Comité de Soutien : Les raisons d’un échec !

Contrairement aux éditions précédentes, cette année les Guinéens ne semblent pas être très motivés à accompagner  le  Comité National du Soutien au syli national  pour  la mobilisation de fonds.
Il faut rappeler que la moisson est maigre, voire assez maigre. Car en 2012, le Comité d’alors avait réussi à mobiliser un peu plus de 13 milliards de francs guinéens, en 2015 au Gabon, un peu plus de 9 milliards de francs guinéens. Alors que cette année, à 11 jours du coup d’envoi de la coupe d’Afrique des nations  Egypte 2019, le Comité n’a pu mobiliser que 2 milliards 61 millions 724 mille de nos francs. Un chiffre moins intéressant quand on parle du syli national. Surtout lorsqu’on le compare aux éditions précédentes… Les Guinéens ont-ils perdu leur flamme pour leur équipe nationale ? Pas si sûr…

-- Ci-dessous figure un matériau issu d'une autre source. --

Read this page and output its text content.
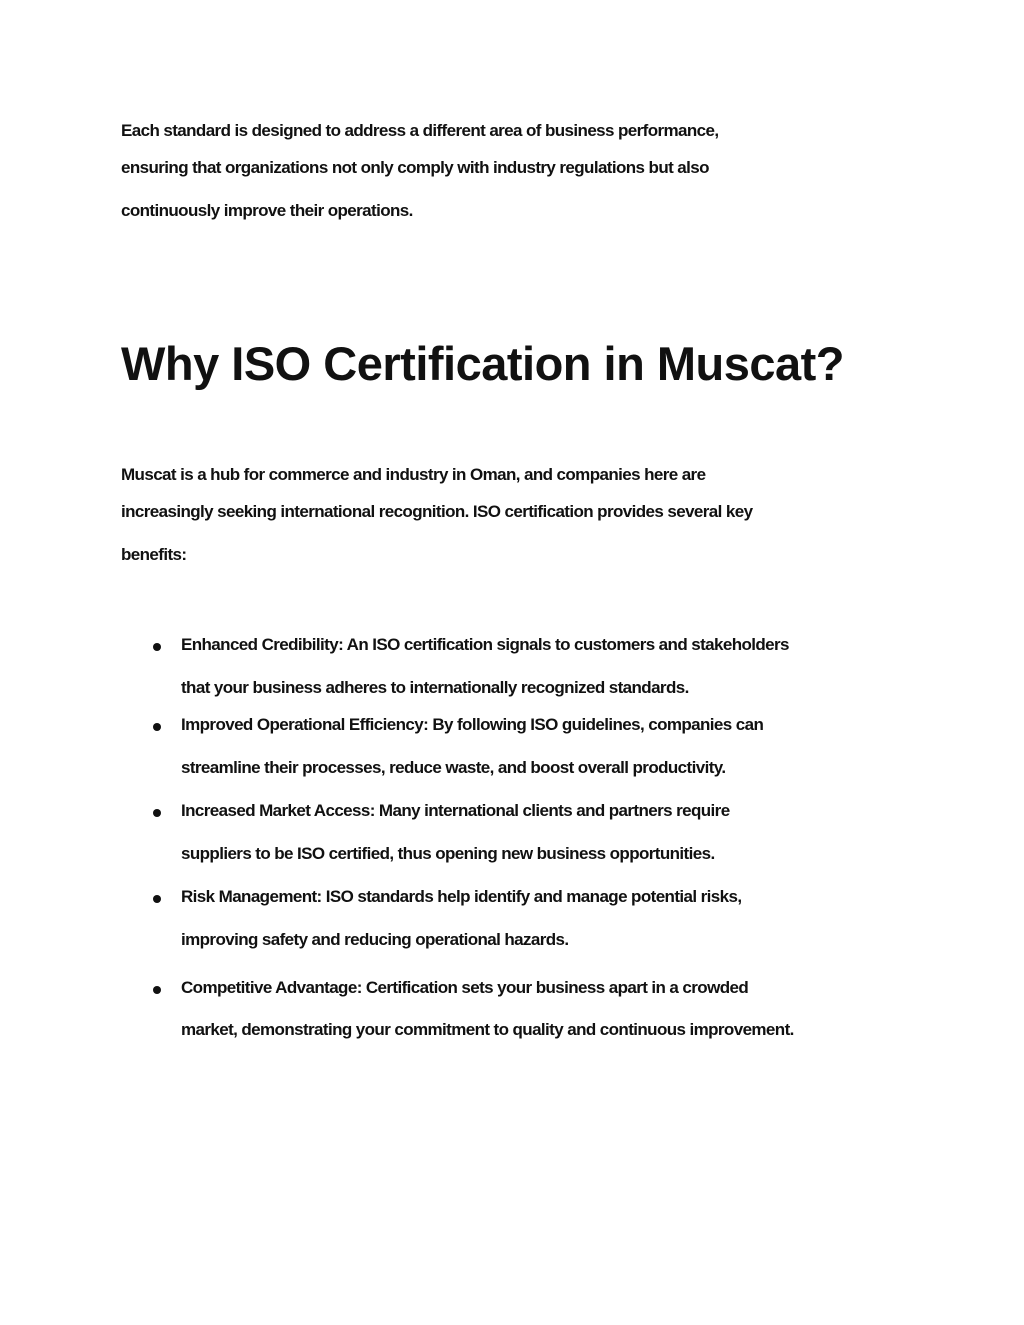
Each standard is designed to address a different area of business performance,
ensuring that organizations not only comply with industry regulations but also
continuously improve their operations.
Why ISO Certification in Muscat?
Muscat is a hub for commerce and industry in Oman, and companies here are
increasingly seeking international recognition. ISO certification provides several key
benefits:
Enhanced Credibility: An ISO certification signals to customers and stakeholders
that your business adheres to internationally recognized standards.
Improved Operational Efficiency: By following ISO guidelines, companies can
streamline their processes, reduce waste, and boost overall productivity.
Increased Market Access: Many international clients and partners require
suppliers to be ISO certified, thus opening new business opportunities.
Risk Management: ISO standards help identify and manage potential risks,
improving safety and reducing operational hazards.
Competitive Advantage: Certification sets your business apart in a crowded
market, demonstrating your commitment to quality and continuous improvement.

Qu’est-ce qui expliquerait donc cet état de fait ?
Le Mauvais Exemple de la Primature ?
Il ne faut pas négliger le mauvais coup d’envoi de la primature, incarné par Ibrahima Kassory Fofana. Il faut rappeler qu’il n’avait donné que 50 millions de francs guinéens. Pourtant, il incarne la première personnalité du gouvernement. Par conséquent, il empêcherait ainsi les ministères d’aller au-delà d’un tel  montant   au risque d’être au dessus du numéro un du gouvernement. Force est de  dire que, s’il avait donné un coup d’envoi éloquent, il aurait certainement créé l’émulation entre les ministères…
Sans résultats, difficile de continuer à dépenser pour eux…
Le  syli national de Guinée réunit tous les Guinéens sans distinction aucune. Cela est un secret de polichinelle.  Ce qui rassemble les Guinéens autour du syli est plus fort que ce qui les divise. Cependant, il ne faut jamais occulter que cette équipe a déçu moult citoyens guinées ces dernières éditions. Le syli national a découragé beaucoup de supporters qui ont assez souffert dans leurs âmes. Seulement les fanatiques restent  accrochés à cette  équipe nationale. Et ce,  en dépit de cette nouvelle attraction qui est visible autour depuis l’arrivée du Belge,  Paul Put. Il est certainement difficile et très difficile que ces indécis acceptent de mettre la main dans la poche et donner beaucoup de millions pour une équipe qui ne  donne pas des résultats satisfaisants à son peuple.
 D’ailleurs, pour certains parmi eux, dans un  coin de leurs têtes, mettre des moyens dans cette équipe,  ce ne  sont que des francs âprement  acquis qui seront jetés  par la fenêtre. Parceque, force est de reconnaître que,  depuis plusieurs éditions, le tricolore guinéen a brisé le rêve de beaucoup de Guinéens.
Le contexte politique actuel, un blocage au levé de fonds ?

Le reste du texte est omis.